On the set $\mathbb{R}^2$, define $(x,y) R (a,b)$ if and only if $x^2-y =a^2-b$. Find the equivalence classes of $[(0,0)],[(1,0)],[\left(\sqrt2,0\right)]$ and $[(0,-2)] $and give a geometric description of them.
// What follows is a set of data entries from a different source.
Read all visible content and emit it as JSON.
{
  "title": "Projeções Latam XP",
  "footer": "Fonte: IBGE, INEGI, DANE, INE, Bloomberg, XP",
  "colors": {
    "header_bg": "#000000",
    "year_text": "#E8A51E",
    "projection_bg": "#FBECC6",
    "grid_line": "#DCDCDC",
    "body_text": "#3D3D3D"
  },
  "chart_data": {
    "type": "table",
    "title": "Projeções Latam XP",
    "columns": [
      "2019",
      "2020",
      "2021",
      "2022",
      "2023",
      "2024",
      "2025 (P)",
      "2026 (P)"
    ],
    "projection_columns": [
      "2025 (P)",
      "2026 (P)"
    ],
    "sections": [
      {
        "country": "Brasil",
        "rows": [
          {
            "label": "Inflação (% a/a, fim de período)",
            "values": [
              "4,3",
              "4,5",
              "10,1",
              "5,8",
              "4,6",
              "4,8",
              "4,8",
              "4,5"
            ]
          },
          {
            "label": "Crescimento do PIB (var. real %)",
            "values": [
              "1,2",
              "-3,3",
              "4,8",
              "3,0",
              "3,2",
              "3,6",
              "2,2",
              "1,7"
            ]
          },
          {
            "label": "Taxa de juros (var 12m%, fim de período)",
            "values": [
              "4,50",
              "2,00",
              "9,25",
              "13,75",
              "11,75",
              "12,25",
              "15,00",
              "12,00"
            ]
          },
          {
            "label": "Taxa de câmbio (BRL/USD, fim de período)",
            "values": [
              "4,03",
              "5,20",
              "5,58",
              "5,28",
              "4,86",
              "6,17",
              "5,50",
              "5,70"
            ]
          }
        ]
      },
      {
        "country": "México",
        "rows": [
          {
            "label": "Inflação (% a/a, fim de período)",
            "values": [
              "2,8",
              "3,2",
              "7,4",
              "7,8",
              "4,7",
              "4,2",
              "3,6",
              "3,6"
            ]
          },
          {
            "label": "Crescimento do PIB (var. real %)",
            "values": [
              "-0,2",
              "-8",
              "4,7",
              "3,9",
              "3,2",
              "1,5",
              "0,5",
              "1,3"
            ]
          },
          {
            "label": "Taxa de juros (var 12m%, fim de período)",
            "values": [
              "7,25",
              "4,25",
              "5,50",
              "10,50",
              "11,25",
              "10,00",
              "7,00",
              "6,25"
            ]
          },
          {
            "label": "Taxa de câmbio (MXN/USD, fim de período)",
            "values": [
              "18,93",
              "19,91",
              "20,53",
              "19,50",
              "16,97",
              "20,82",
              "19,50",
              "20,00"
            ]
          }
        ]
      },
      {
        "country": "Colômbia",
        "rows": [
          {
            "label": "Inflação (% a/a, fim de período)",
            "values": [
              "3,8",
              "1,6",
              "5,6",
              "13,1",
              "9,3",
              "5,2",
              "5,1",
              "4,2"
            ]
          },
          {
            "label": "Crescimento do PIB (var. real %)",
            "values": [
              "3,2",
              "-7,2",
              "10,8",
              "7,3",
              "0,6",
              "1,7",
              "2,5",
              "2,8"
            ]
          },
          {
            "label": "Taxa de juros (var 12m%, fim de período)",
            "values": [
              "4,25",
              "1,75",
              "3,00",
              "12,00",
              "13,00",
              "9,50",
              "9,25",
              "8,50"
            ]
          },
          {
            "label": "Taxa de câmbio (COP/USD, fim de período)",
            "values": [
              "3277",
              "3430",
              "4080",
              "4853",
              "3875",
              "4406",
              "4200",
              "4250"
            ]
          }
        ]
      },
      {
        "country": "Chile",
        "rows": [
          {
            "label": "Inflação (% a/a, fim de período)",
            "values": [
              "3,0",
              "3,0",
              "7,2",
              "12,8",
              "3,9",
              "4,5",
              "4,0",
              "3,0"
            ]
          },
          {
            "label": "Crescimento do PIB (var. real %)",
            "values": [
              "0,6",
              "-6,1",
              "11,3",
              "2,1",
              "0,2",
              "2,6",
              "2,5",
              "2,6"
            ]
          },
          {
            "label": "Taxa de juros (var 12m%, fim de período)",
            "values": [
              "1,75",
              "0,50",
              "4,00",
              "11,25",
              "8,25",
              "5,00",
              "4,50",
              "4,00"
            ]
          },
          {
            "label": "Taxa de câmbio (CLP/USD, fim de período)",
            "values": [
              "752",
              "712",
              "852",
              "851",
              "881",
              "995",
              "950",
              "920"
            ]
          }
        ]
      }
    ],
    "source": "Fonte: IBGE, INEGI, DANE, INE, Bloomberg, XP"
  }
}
$[(0,0)]=\{(x,y)\in\mathbb{R^2}:(x,y)R(0,0)\}=\{(x,y)\in\mathbb{R^2}:x^2-y=0\}$
$[(1,0)]=\{(x,y)\in\mathbb{R^2}:(x,y)R(1,0)\}=\{(x,y)\in\mathbb{R^2}:x^2-y=1\}$
$[(0,1)]=\{(x,y)\in\mathbb{R^2}:(x,y)R(0,1)\}=\{(x,y)\in\mathbb{R^2}:x^2-y=-1\}$
$[(\sqrt2,0)]=\{(x,y)\in\mathbb{R^2}:(x,y)R(\sqrt2,0)\}=\{(x,y)\in\mathbb{R^2}:x^2-y=2\}$
$[(0,2)]=\{(x,y)\in\mathbb{R^2}:(x,y)R(0,2)\}=\{(x,y)\in\mathbb{R^2}:x^2-y=-2\}$
Geometric description: parabolas of the form $y=x^2-a^2+b$
Is my work correct?
Yes, your working is fine.
The equivalence class of $[(a,b)]$ is the parabolas of the form of $y=x^2-a^2+b$ where $-a^2+b$ is the intercept term.